Bradley Dunn, a project manager with Permit Sonoma, shared a statement released by the county in February: “The SCALE case is a lawsuit alleging noncompliance with the California Environmental Quality Act (CEQA) in regards to the county’s approval of the SDC Specific Plan and certification of the associated environmental impact report in December. The SDC Specific Plan was adopted to govern future uses and development following the state’s expected disposition of the property. The plan prioritizes open space and wildlife protection, housing development and economic sustainability. The county conducted extensive environmental analysis of the proposed project and takes its obligation to comply with CEQA seriously. To date, the county has not been served with the petition.”
Sterilization Survivors Urged to Seek Compensation
To reach victims of forced sterilization at state hospitals––including at Sonoma Developmental Center––and in state prisons, the California Victim Compensation Board began broadcasting radio and TV spots in January to encourage them to step forward and apply for compensation. As many as 5,500 male and female residents of SDC underwent vasectomies or salpingectomies (removal of the fallopian tubes), primarily between 1909 and 1952. It’s believed that almost 600 survivors of state-sponsored sterilization are still living, as many underwent the procedures when they were very young.

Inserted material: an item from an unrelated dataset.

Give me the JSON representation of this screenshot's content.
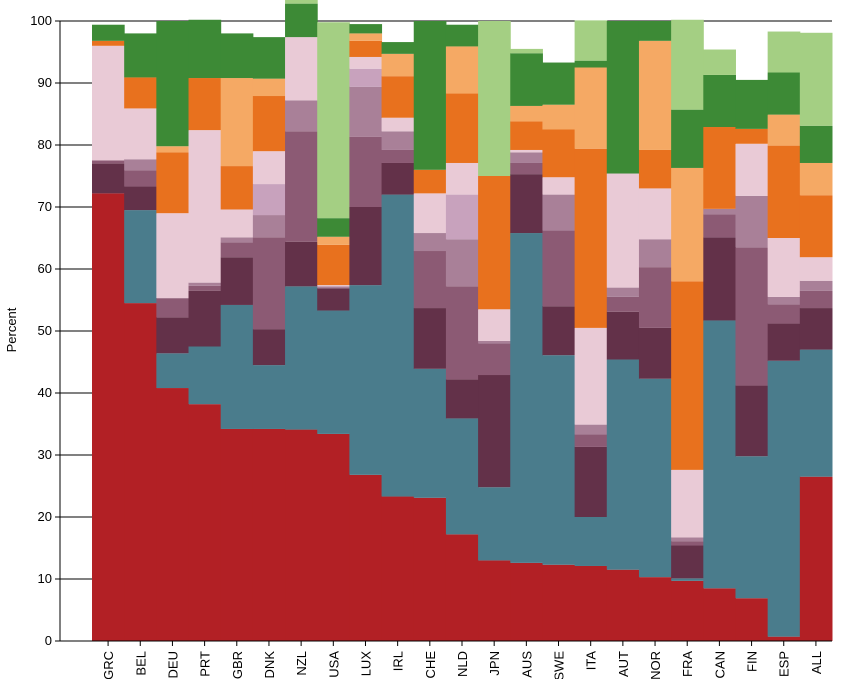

The practice of sterilization among people who were identified as developmentally disabled—and subject to such one-time clinical (but now pejorative) labels as “morons” or “imbeciles”—was common during those years at facilities where the developmentally disabled were confined, and many of the procedures were performed without the person’s consent, at the behest of some medical and administrative leaders who believed they should not be allowed to procreate.
The Forced or Involuntary Sterilization Compensation Program, which began on Jan. 1, 2022, concludes this year on Dec. 31. The program is intended to compensate survivors of these procedures that took place as a result of scientifically discredited—and morally abhorrent—eugenics laws that existed at the time. Eugenics laws were repealed more than 40 years ago.